Re: Vacation ordinance | Letter

I must comment on the front-page story “Amendments to vacation rental permit ordinance proposed.” There is so much about this that is infuriating.

I have had friends in the construction trade here that have long speculated that the county is using an unresponsive and unnecessarily glacial permitting process as a planning tool. Here it is in black and white. What could be more disingenuous? We staff a county department with well-paid people, who enjoy working conditions and benefits that are not common in our local private sector, all at the taxpayer’s expense, who are instructed to frustrate the intentions of those same taxpayers? Taxpayers who pay at every turn, and expend thought and energies to devise plans to test their hopes and visions, hiring consultants and draftspeople to get to the point of a permit submittal, only to find out the department is there to surreptitiously obstruct their plans?

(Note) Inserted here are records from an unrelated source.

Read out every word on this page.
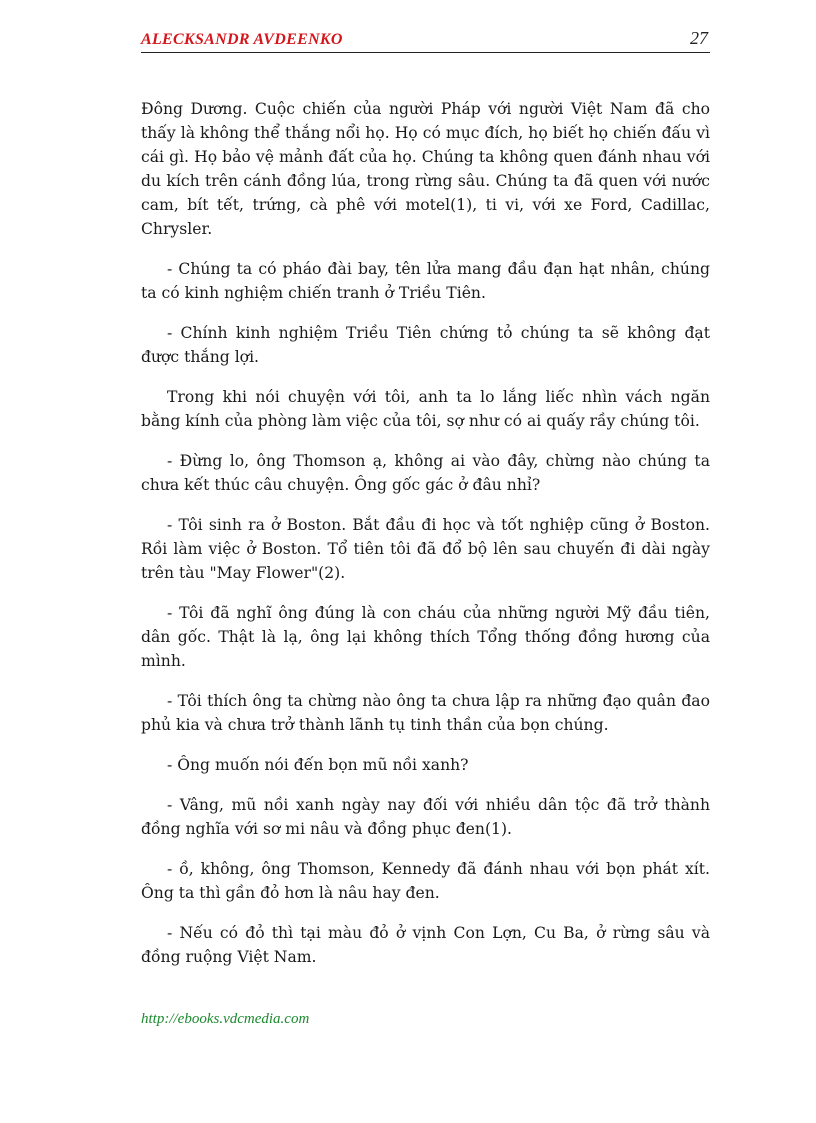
ALECKSANDR AVDEENKO	27

Đông Dương. Cuộc chiến của người Pháp với người Việt Nam đã cho thấy là không thể thắng nổi họ. Họ có mục đích, họ biết họ chiến đấu vì cái gì. Họ bảo vệ mảnh đất của họ. Chúng ta không quen đánh nhau với du kích trên cánh đồng lúa, trong rừng sâu. Chúng ta đã quen với nước cam, bít tết, trứng, cà phê với motel(1), ti vi, với xe Ford, Cadillac, Chrysler.

- Chúng ta có pháo đài bay, tên lửa mang đầu đạn hạt nhân, chúng ta có kinh nghiệm chiến tranh ở Triều Tiên.

- Chính kinh nghiệm Triều Tiên chứng tỏ chúng ta sẽ không đạt được thắng lợi.

Trong khi nói chuyện với tôi, anh ta lo lắng liếc nhìn vách ngăn bằng kính của phòng làm việc của tôi, sợ như có ai quấy rầy chúng tôi.

- Đừng lo, ông Thomson ạ, không ai vào đây, chừng nào chúng ta chưa kết thúc câu chuyện. Ông gốc gác ở đâu nhỉ?

- Tôi sinh ra ở Boston. Bắt đầu đi học và tốt nghiệp cũng ở Boston. Rồi làm việc ở Boston. Tổ tiên tôi đã đổ bộ lên sau chuyến đi dài ngày trên tàu "May Flower"(2).

- Tôi đã nghĩ ông đúng là con cháu của những người Mỹ đầu tiên, dân gốc. Thật là lạ, ông lại không thích Tổng thống đồng hương của mình.

- Tôi thích ông ta chừng nào ông ta chưa lập ra những đạo quân đao phủ kia và chưa trở thành lãnh tụ tinh thần của bọn chúng.

- Ông muốn nói đến bọn mũ nồi xanh?

- Vâng, mũ nồi xanh ngày nay đối với nhiều dân tộc đã trở thành đồng nghĩa với sơ mi nâu và đồng phục đen(1).

- ồ, không, ông Thomson, Kennedy đã đánh nhau với bọn phát xít. Ông ta thì gần đỏ hơn là nâu hay đen.

- Nếu có đỏ thì tại màu đỏ ở vịnh Con Lợn, Cu Ba, ở rừng sâu và đồng ruộng Việt Nam.

http://ebooks.vdcmedia.com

Also infuriating is the logic that this cruel proposal is based upon. Why do we need affordable housing? Because we have people living and working here who need to have tenable living situations. If one takes away the jobs that vacation rentals generate, one will substantially reduce the number of people able to find work in San Juan County. They will no longer be looking for housing, and those houses that have been freed up by discouraging people from making them available as vacation rentals will remain empty. They will remain empty not only because they will not be permitted as guest houses, but they will remain empty because the people who do need rentals will still not be able to afford them. As a further result of this, the people who would have rented the vacation rentals will not arrive – because there will be nowhere for them to stay. This will further reduce revenues and employment potential.

Infuriating about this also is that the people who are working in the county departments will not feel this pain. Their jobs continue regardless, as do the taxes that provide their payroll. The article that I refer to here, perhaps unfairly, creates the tendency in this reader to characterize bureaucrats as being out of touch with life on the ground. People who see no contradiction in setting themselves at odds with the people they are supposed to serve. I would like to propose that a system be developed to identify and profile this type of person, and then devise a method to frustrate and discourage their ability to locate in our communities.